Per mare e per terra
L’assedio di Costantinopoli si svolse tanto per terra quanto per mare. Per abbattere le mura i turchi impiegarono l’artiglieria da fuoco, tra cui figurava il “mostro di Urban”, ma i difensori furono abili a riparare le brecce. Vennero anche scavate gallerie sotterranee per minare le difese, ma i cristiani riuscirono a sabotare i piani nemici. Nemmeno dal mare arrivò mai l’assalto decisivo. La superiorità militare italiana era evidente. Addirittura, l’ammiraglio della flotta ottomana, Balta Oghlu, verrà accusato di tradimento e quasi decapitato: era stato umiliato da due sole navi genovesi, peraltro cariche di vettovaglie inviate da Papa Niccolò V. Non a caso, Maometto II aveva ordinato di aggirare la flotta cristiana spingendo le navi via terra, inserendosi nel Corno d’Oro alle loro spalle. Una strategia vincente: la città era ormai in una morsa, ma la resistenza non venne meno.
Una fine gloriosa
Il 29 maggio Maometto II mobilitò tutte le proprie forze ed ordinò un attacco frontale contro le mura di Costantinopoli. Il punto scelto per incunearsi nelle difese fu la Porta d’Oro, già duramente colpita nel corso degli eventi.
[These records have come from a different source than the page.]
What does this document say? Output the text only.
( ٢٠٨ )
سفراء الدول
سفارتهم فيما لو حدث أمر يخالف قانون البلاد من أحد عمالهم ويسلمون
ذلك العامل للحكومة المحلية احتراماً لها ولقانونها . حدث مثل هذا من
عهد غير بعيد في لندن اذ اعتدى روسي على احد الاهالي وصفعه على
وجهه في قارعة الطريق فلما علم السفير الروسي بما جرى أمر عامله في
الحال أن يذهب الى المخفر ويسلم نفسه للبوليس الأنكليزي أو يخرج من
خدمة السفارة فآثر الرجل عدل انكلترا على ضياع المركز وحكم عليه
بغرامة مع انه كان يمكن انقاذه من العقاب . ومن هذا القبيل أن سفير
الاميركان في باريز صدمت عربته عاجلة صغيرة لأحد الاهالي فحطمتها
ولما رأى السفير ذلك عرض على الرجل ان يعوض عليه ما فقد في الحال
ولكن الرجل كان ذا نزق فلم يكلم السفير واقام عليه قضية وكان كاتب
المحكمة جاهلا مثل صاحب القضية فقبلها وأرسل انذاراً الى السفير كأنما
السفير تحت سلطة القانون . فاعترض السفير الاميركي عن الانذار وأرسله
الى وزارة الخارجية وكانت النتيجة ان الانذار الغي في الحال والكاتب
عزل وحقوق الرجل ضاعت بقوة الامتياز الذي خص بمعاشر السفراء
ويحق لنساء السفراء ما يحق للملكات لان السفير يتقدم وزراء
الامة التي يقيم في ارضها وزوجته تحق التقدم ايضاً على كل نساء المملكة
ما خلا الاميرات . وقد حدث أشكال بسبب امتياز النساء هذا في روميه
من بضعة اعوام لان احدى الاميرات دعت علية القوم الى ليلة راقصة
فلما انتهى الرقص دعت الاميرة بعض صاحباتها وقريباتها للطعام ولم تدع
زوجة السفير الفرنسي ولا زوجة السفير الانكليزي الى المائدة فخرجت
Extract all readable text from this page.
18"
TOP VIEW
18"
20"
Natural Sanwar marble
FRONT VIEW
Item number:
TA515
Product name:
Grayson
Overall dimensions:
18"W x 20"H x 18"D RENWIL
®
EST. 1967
Il primo assalto avvenne nel cuore della notte ma dopo ore di combattimento furono i cristiani ad avere la meglio. Allo schiarirsi del cielo un secondo impeto investì la città, ma anche in questo caso la resistenza non venne piegata. Il terzo assalto fu quello decisivo. Giustiniani, gravemente ferito, venne portato via, trascinandosi appresso anche il morale degli uomini. Il suo epitaffio recita: […] valoroso governatore sotto Costantino, l’ultimo degli imperatori cristiani d’oriente, ferito mortalmente. E così l’epilogo: Costantino XI, si lanciò in una sortita per respingere gli invasori e, tra i fumi di quella battaglia, divenne storia. Cadde così la Seconda Roma, finì così un’epoca.